Many millennials are saying "no thanks" to their parents' hand-me-downs. So what should boomers do with their extra belongings?
Research shows millennials are buying homes or they eventually plan to buy, but they tend to collect less than previous generations.
"I like the 50s or the retro, but it seems like the 1980s china, 90s are... not so much," said 27-year-old Amanda Bartelt.
Nina Colacino, owner of Nearly New Family Fashions in Glendale, says the trends for younger adults have changed, "So if it's smaller and disposable and faster that's what they like."
One study shows 78 percent of millennials would rather pay for experiences than materials goods.

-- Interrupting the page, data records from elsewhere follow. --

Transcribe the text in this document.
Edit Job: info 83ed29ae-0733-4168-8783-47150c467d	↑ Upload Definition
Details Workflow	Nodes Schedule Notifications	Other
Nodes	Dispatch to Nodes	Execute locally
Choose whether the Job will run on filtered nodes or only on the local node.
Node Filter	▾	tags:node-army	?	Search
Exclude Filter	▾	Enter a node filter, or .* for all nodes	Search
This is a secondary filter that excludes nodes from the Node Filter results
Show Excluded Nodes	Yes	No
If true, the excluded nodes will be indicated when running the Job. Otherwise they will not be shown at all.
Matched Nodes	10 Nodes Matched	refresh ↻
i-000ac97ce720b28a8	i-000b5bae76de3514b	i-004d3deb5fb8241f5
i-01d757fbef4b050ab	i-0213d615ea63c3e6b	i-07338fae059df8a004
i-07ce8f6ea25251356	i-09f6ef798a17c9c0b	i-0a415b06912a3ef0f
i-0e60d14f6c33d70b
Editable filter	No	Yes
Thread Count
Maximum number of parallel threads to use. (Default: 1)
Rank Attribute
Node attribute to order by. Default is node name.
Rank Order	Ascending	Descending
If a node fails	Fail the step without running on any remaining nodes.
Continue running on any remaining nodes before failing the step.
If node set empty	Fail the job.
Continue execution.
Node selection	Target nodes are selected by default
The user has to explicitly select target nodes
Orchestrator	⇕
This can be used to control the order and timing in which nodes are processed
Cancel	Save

The generation gap has spawned an entire industry of downsizing specialists.
Nan Hayes of Caring Transitions helps boomers and seniors figure out what to do with their treasures. She says it's often about emotional support, "We often try and get family members to help their parents through the transition."
The surplus of leftovers is leading to frequent new inventory at consignment shops and liquidation centers. That can translate into deals and steals if you're in the market.
"For the real bargain hunters: certainly they can find what they need," Hayes said.
Colacino said she would like to see traditions live on, "When these millennials are in their 60s they're going to say 'Hey, where's that that mom had? There was something dad always used.'"
She recommends taking what's old and making it new, "China is fun. You can have a dinner party. You can dress it up, dress it down. So what if it was your grandmother's best china. Make it fun."
Experts say no matter what you do with your belongings- if you're going to sell- know the value, and if you donate, make sure you get an itemized receipt for tax time.